A Raspberry Pi acts as the decision making brain of the robot. This takes all the readings from all the sensors on-board the robot and creates a decision based on what it understands from the environment. This allows it to autonomously navigate (by it’s own).
Tango is one of the most advanced robots that the Robotics Club owns. This robot has two motors for driving and a caster, these include a sensor which allows us to know how far the wheel has turned at any given time.
To detect objects, a variety of sensors are used; 12 ultrasonics use sound to detect obstacles alongside 7 infrared sensors which use light to detect obstacles.
Safety sensors on the robot include bumper switches which stop any task the robot is performing and infrared fall sensors, that prevent the robot from driving off a step or a table edge.
The purpose of this robot is to create a 2D map layout of its environment. It does this by using a 2D LIDAR sensor that uses a Laser to measure distances around the room as the sensor spins 360 degrees. A Raspberry Pi computer on-board then uses the LIDAR data to create a map of the environment that can result in autonomous navigation of the robot.

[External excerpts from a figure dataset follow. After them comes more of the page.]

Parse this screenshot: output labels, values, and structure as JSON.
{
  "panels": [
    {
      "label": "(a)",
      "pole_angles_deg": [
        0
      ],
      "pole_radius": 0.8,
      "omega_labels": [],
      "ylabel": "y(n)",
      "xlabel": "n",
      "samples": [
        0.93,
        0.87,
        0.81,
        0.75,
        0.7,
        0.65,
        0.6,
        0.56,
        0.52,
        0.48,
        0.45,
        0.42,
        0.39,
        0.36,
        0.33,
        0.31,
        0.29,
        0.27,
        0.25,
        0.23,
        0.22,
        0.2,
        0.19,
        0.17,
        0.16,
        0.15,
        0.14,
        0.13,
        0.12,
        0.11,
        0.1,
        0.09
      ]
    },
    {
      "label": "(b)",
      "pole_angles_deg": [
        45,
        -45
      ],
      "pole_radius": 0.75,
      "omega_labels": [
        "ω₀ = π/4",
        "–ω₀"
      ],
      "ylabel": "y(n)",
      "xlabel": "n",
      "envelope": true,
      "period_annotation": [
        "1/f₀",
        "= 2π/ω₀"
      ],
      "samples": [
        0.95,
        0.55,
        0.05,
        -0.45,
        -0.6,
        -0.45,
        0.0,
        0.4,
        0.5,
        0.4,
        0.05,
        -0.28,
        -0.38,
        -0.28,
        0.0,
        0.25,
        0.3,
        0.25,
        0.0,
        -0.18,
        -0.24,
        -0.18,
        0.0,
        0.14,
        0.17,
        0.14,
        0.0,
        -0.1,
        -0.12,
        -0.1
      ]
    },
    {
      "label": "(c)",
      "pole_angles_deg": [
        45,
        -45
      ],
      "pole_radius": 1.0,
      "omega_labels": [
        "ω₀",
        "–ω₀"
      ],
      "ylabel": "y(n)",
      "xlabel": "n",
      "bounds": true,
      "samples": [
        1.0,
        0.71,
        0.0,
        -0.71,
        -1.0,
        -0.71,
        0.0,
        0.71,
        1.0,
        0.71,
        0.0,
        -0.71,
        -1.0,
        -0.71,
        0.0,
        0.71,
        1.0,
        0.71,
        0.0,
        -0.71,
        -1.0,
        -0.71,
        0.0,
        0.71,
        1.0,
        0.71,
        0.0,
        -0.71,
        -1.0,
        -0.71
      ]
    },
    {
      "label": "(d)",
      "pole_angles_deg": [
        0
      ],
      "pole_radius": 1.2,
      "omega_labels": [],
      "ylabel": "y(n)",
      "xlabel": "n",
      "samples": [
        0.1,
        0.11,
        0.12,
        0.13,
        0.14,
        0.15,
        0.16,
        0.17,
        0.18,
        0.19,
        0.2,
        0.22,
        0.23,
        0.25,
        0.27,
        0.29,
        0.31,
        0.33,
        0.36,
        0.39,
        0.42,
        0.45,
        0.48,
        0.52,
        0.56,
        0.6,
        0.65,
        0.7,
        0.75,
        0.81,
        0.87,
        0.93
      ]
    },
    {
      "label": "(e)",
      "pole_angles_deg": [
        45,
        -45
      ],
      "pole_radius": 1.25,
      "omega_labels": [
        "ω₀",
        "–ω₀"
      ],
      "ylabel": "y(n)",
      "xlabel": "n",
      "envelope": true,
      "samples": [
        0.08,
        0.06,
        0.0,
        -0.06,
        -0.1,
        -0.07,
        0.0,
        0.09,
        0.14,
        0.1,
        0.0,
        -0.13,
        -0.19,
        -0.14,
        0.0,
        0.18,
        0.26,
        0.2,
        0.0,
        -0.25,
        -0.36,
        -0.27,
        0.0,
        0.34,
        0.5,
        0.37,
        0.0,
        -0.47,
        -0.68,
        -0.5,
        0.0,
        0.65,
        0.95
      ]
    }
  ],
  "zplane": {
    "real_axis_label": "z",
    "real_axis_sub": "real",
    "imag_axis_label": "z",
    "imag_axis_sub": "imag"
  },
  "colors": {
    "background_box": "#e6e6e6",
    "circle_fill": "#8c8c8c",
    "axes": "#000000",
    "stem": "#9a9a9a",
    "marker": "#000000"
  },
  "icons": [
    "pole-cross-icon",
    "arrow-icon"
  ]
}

A secondary function of the robot also includes navigation using a camera. The robot will continue to detect and react to obstacles if they become too close, however the camera is used as the main component to determine how to navigate instead of the sensors. This is the same type of technology as driverless cars!
Sherbert Lemon is a baby version of Tango. It includes the same type of sensors including 3 ultrasonics and 3 infrared sensors for obstacle detection. However, this special robot has 3 wheels and no conventional steering!…..
3 omni-directional wheels are used to be able to allow the robot to drive forwards, backwards, crab sideways and in any direction you desire!
The purpose of this robot is to be able to control it via an EEG headset, that reads brain-waves to convert thought and emotions into electrical signals that we can make our robot react to. Yes, robots can react to happy, sad and confused emotions too!
Tracked Bot (Tweedledee)
Our new robots may look familiar, these ‘used’ to be Valiant Roamers used in 80’s and 90’s by schools etc.
These were operated by giving the robot instructions via the touchpad on top.
Our Valiants are programmable using an Arduino Uno as a brain and have a variety of new sensors which the originals didn’t include, such as an ultrasonic sensor, a servo, two infrared sensors, wheel encoders, speaker, LED and LDR and the best of all…….an XBee. This means all ten of our Valiants can communicate with eachother!